Il est morne, il est taciturne
Il préside aux choses du temps
Il porte un joli nom, Saturne
Mais c'est un Dieu fort inquiétant
Il porte un joli nom, Saturne
Mais c'est un Dieu fort inquiétant

En allant son chemin, morose
Pour se désennuyer un peu
Il joue à bousculer les roses
Le temps tue le temps comme il peut
Il joue à bousculer les roses
Le temps tue le temps comme il peut

Cette saison, c'est toi, ma belle
Qui a fait les frais de son jeu

Toi qui as payé la gabelle
Un grain de sel dans tes cheveux
Toi qui as payé la gabelle
Un grain de sel dans tes cheveux

C'est pas vilain, les fleurs d'automne
Et tous les poètes l'ont dit
Je te regarde et je te donne
Mon billet qu'ils n'ont pas menti
Je te regarde et je te donne
Mon billet qu'ils n'ont pas menti

Viens encore, viens ma favorite
Descendons ensemble au jardin
Viens effeuiller la marguerite
De l'été de la Saint-Martin
Viens effeuiller la marguerite
De l'été de la Saint-Martin


Je sais par cœur toutes tes grâces
Et pour me les faire oublier
Il faudra que Saturne en fasse
Des tours d'horloge, de sablier
Et la petite pisseuse d'en face
Peut bien aller se rhabiller...




L’année 1963 commence mal pour Georges Brassens. Le 16 janvier, il est admis d’urgence à la clinique Jouvenet où il est opéré du rein gauche. On lui retire une « pierre de la taille d’un petit pois » et on lui conseille de boire au moins deux litres d’eau par jour. Après plusieurs mois de convalescence, le poète se produit à Bobino du 12 septembre au 7 octobre. C’est lors d’un de ces tours de chant à Bobino, le 13 septembre, qu’il « crée » Saturne qui était jusque-là une chanson inédite. L’enregistrement de ce concert par Europe n°1 est intégré au coffret « Dix ans de Brassens », comprenant six 33-Tours 30cm, une plaquette de 64 pages de textes et photos. Ce coffret qui sort en novembre est couronné du Grand Prix du Disque de l’Académie Charles Cros. La Sacem lui décerne le Prix Vincent Scotto et il entre dans la collection « Poètes d’Aujourd’hui » de Seghers, dont la préface est signée Alphonse Bonnafé, le professeur de français de 3e à qui il doit tant. C’est ainsi que l’année s’acheva bien mieux qu’elle n’avait commencé.

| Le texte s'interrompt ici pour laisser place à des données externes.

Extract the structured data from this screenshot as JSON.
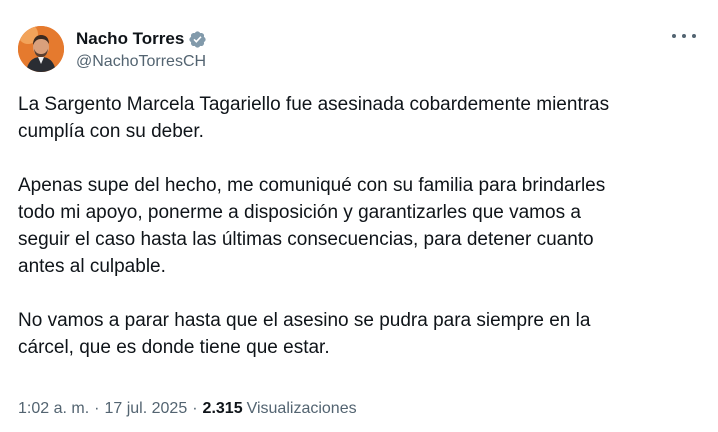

Brassens a-t-il écrit Saturne durant sa convalescence ? Cette chanson évoque le temps et son écoulement inexorable. Il est ce dieu qui nous enfante, mais il est aussi celui qui « mange ses enfants » …

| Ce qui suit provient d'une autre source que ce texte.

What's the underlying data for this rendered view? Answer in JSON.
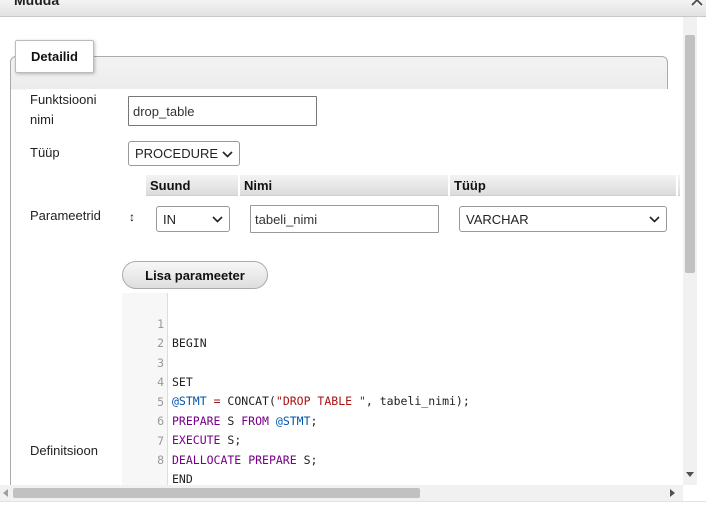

Si Brassens a souvent traité avec verve la passion amoureuse et sexuelle, ici, il va se faire discret et admiratif en rendant hommage à la femme d’un certain âge, laquelle n’a rien à envier à la femme jeune. En effet, et d’une manière paradoxale, les traces laissées par le passage du temps vont rehausser la beauté de la femme et amplifier son mystère. Le chanteur-poète a choisi l'âge mûr et la « petite pisseuse d’en face peut aller se rhabiller ».

Loin de l’amour-passion, et ses feux éphémères, Brassens fait ici l’éloge de l’« amour automnal », apaisé et contemplatif. Il s’incline devant la femme aimée. C’est à Püppchen, sa compagne rencontrée en 1947, qu’il s’adresse vraisemblablement avec cette chanson. Le couple vécut une relation discrète jusqu’en 1981, année de la mort du chanteur.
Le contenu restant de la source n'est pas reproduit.